赵本山:我觉得盲人在世界上都好使。(掌声,笑声)
朱军:1986年在你生命当中也是很关键的一年。那一年你终于实现了你的一个梦想,我们把它叫农转非,终于变成城市户口了,调到了县剧团。当时是哪个县剧团?
赵本山:铁岭县剧团。
朱军:后来一个全国有名的团到了铁岭。你们一个团的人,给二十几个人演了一场。还记得吗?
赵本山:记得,是中央说唱团。说唱团到我们铁岭演出,铁岭市文化局就把我们这个团介绍给他们了。我们给他们演了一场。当时是姜昆当团长,姜昆老师把我的带子带回了中央台,这样中央台才可能知道我。我在这里感谢他,还有冯巩。我那阵子看着他们就跟看着皇上一样,激动完了,照相的时候还哆嗦,笑都不会了。(掌声,笑声)
朱军:你既然是那样一种心理状态,为什么还发挥得那么好呢?
赵本山:那阵子我已经找到了演出的自信。无论底下坐着谁,我都是那个演法。当时心情特别平淡,我们是小县团,他们是中央说唱团,只要人家能捧捧场笑两声就足够了。每一场演出我都能看出台下主要坐的是什么人,我什么都不耽误,根本没进戏,但是别人瞅我可进戏了。这是我的演法,始终接收着观众的笑容和感觉,所以我的每一场演出都不一样。我是一直这么做的。
朱军:实时接到反馈以后,及时调整自己的演法。
赵本山:我们必须把观众整乐了。(掌声,笑声)

迷迷糊糊闯央视
朱军:后来就到中央台来了。
赵本山:突然就来了。
朱军:来的头两年,观众好像没有在电视上见到你的作品。
赵本山:刚开始能进中央台就这几个人,任何演员也都迷糊,你跟人笑都不知道咋笑。我上春节晚会还有一个过程。听说都要送礼,我就从家带了十瓶茅台,坐火车就来了。当时住的是梅地亚中心,送礼也找不着人,也拿不出手。后来我想送也白搭,就一天一瓶给喝了。到了第十一天,我就回去了。(掌声,笑声)
朱军:为什么下不了决心去送呢?
赵本山:我还是拉不下这张脸。我认为礼这个东西是感情处到那儿了,你才能说这个话。你跟人不认识,人家就不要,这可咋处?你出不来这个屋。回去一报账,我说全送出去了。(掌声,笑声)
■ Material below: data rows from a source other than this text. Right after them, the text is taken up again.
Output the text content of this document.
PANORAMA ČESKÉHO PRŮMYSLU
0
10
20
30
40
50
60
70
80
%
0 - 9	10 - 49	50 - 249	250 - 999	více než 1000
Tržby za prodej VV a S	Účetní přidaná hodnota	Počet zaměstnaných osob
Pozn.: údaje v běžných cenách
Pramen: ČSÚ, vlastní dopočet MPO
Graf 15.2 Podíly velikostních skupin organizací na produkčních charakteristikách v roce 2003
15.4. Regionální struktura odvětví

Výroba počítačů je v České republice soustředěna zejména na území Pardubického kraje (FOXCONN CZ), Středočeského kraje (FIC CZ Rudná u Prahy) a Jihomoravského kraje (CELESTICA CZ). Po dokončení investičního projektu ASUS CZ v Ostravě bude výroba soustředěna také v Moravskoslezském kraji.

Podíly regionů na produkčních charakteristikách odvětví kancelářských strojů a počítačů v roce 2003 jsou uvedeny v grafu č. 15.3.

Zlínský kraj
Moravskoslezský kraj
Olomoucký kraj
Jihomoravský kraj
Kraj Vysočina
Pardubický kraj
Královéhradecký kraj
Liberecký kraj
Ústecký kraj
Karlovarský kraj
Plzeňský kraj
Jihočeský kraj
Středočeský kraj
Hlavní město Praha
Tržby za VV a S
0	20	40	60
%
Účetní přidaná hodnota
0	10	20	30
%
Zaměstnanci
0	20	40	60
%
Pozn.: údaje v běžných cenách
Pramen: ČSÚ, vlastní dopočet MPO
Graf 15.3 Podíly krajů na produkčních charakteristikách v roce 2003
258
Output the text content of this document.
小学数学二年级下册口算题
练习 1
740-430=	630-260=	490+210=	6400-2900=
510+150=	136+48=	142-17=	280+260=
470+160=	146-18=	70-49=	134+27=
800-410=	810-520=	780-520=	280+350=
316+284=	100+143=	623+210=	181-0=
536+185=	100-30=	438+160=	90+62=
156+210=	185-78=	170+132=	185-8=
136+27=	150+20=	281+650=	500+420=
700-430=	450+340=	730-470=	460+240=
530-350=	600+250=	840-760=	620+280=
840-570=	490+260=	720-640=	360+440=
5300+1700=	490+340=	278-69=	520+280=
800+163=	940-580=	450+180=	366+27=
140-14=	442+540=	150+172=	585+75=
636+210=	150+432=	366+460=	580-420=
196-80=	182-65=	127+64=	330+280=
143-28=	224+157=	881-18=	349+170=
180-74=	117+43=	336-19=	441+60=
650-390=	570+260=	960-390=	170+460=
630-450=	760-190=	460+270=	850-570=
朱军:好像有一年中央台的春节晚会有一个分会场在长春,你的节目都已经录了。
赵本山:在哈尔滨。
朱军:在哈尔滨录完了,回到家跟亲戚朋友都说了。大年三十等你一晚上,结果没有。那是怎么回事?
赵本山:那一年全市都知道了,宣传赵本山上了春节晚会。我就坐在那儿看,都看出雪花来了。我说这电视不对,就拍,怎么再见了?第二天我跟大伙解释:“可能忘了,信号没插进去。” (掌声,笑声)
朱军:真正在中央台见到你的节目是什么时候?
赵本山:1990年。
朱军:从那以后一发不可收拾,就从来没有停过。
赵本山:停了一年。前三年我都得了一等奖,第四年我没上来。
朱军:那一次没上对你来讲,你是觉得无所谓呢,还是觉得应该调整一下自己?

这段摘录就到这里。